NEW DELHI: The Delhi State Consumer Commission, in its judgment, made it essential for a hospital to disclose to the patients or their attendants, the line of treatment and the potential risks involved in it.
The judgment came in connection with the death of a 23-year-old student, who died during a treatment at Indraprastha Apollo Hospital in 2004.
The commission’s judicial member, N P Kaushik, partly allowed the plea of the deceased’s father, Harish Kumar Chadha, who blamed the hospital for the death of his daughter, Anupama, and sought Rs 50 lakh compensation.
While the panel found no negligence on the part of the hospital, Kaushik pointed out, “No record shows if the patient or her attendants were disclosed information relating to the diagnosis of the disease, nature of the proposed treatment, potential risk involved and consequences of the patient refusing the suggested line of treatment. All these things are fundamental requirements of law. In every field of medicine, an informed consent is mandatory. Though emergency medical circumstances are an exception.” The commission then directed the hospital and the treating doctor to pay Rs 5 lakh to the family.

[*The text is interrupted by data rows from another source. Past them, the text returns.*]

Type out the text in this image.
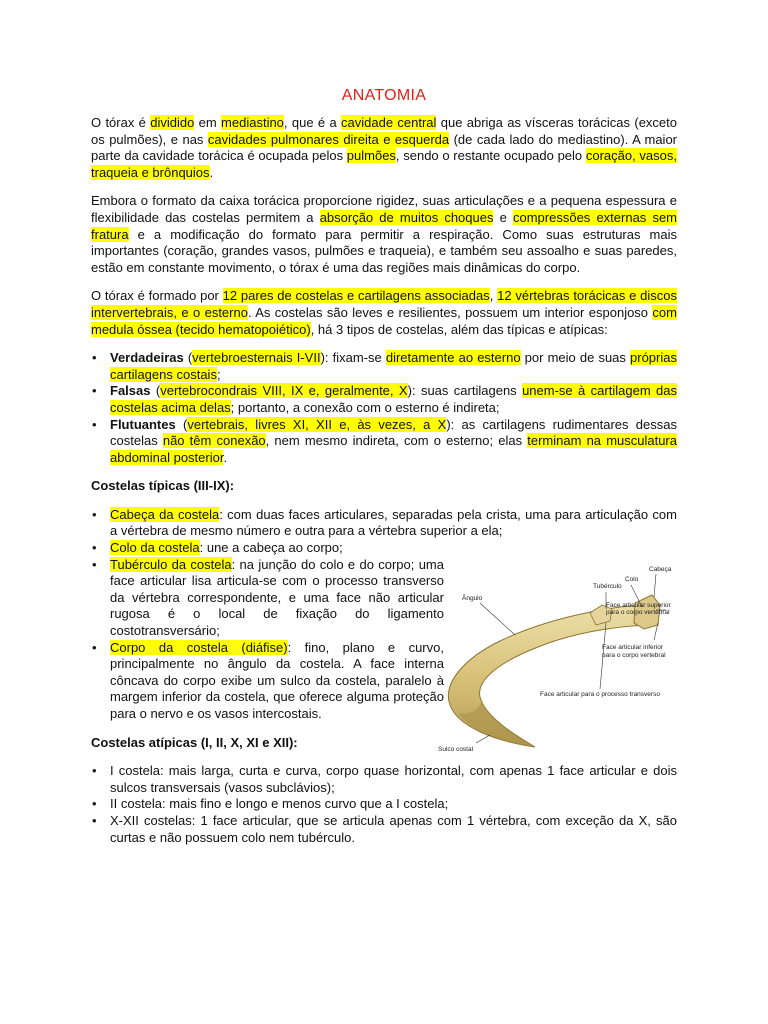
ANATOMIA

O tórax é dividido em mediastino, que é a cavidade central que abriga as vísceras torácicas (exceto os pulmões), e nas cavidades pulmonares direita e esquerda (de cada lado do mediastino). A maior parte da cavidade torácica é ocupada pelos pulmões, sendo o restante ocupado pelo coração, vasos, traqueia e brônquios.

Embora o formato da caixa torácica proporcione rigidez, suas articulações e a pequena espessura e flexibilidade das costelas permitem a absorção de muitos choques e compressões externas sem fratura e a modificação do formato para permitir a respiração. Como suas estruturas mais importantes (coração, grandes vasos, pulmões e traqueia), e também seu assoalho e suas paredes, estão em constante movimento, o tórax é uma das regiões mais dinâmicas do corpo.

O tórax é formado por 12 pares de costelas e cartilagens associadas, 12 vértebras torácicas e discos intervertebrais, e o esterno. As costelas são leves e resilientes, possuem um interior esponjoso com medula óssea (tecido hematopoiético), há 3 tipos de costelas, além das típicas e atípicas:

• Verdadeiras (vertebroesternais I-VII): fixam-se diretamente ao esterno por meio de suas próprias cartilagens costais;
• Falsas (vertebrocondrais VIII, IX e, geralmente, X): suas cartilagens unem-se à cartilagem das costelas acima delas; portanto, a conexão com o esterno é indireta;
• Flutuantes (vertebrais, livres XI, XII e, às vezes, a X): as cartilagens rudimentares dessas costelas não têm conexão, nem mesmo indireta, com o esterno; elas terminam na musculatura abdominal posterior.

Costelas típicas (III-IX):

• Cabeça da costela: com duas faces articulares, separadas pela crista, uma para articulação com a vértebra de mesmo número e outra para a vértebra superior a ela;
• Colo da costela: une a cabeça ao corpo;
• Tubérculo da costela: na junção do colo e do corpo; uma face articular lisa articula-se com o processo transverso da vértebra correspondente, e uma face não articular rugosa é o local de fixação do ligamento costotransversário;
• Corpo da costela (diáfise): fino, plano e curvo, principalmente no ângulo da costela. A face interna côncava do corpo exibe um sulco da costela, paralelo à margem inferior da costela, que oferece alguma proteção para o nervo e os vasos intercostais.

Costelas atípicas (I, II, X, XI e XII):

• I costela: mais larga, curta e curva, corpo quase horizontal, com apenas 1 face articular e dois sulcos transversais (vasos subclávios);
• II costela: mais fino e longo e menos curvo que a I costela;
• X-XII costelas: 1 face articular, que se articula apenas com 1 vértebra, com exceção da X, são curtas e não possuem colo nem tubérculo.
Tubérculo
Colo
Cabeça
Ângulo
Face articular superior
para o corpo vertebral
Face articular inferior
para o corpo vertebral
Face articular para o processo transverso
Sulco costal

In July 2004, Anupama suffered from diarrhoea and had sought treatment from a private doctor. But when her condition worsened, she was brought to Indraprastha Apollo Hospital where Tarun Sahani was appointed her treating doctor including—R K Chopra, Prasad Rao and Mukul Verma. Four days later, Anupama was diagnosed with Systemic Lupus Erythematosus (SLE) and hemolytic anaemia.
Chadha claimed that Anupama was fit on July 28 and was about to get discharged the next day. However, he was later informed that her haemoglobin level was 7.1, and she needed blood, following which blood transfusion was carried out, though Anupama had 102 fever, he said. The steroids attacked the brain leading to her death, he alleged.
The hospital and Dr Sahani have submitted before the panel that Anupama’s condition warranted life saving measures and steroids had to be given. They also said that after the admission, routine investigations as well as evaluation for cause of anaemia were done.
A consumer forum, which heard the matter before the commission, received opinions from medical experts who said the allegations of medical negligence were not proved. However, they added that there was some degree of communication gap between the patient’s family and the doctor. The forum had granted Rs 25,000 compensation, but Chadha sought an enhancement.
The commission noted that the hospital’s communication could have prepared the family for the treatment and the risks involved. “SLE disease had several risks, including death. It should have been explained to the patient or her attendants. There is no consent obtained while transfusing blood,” it observed.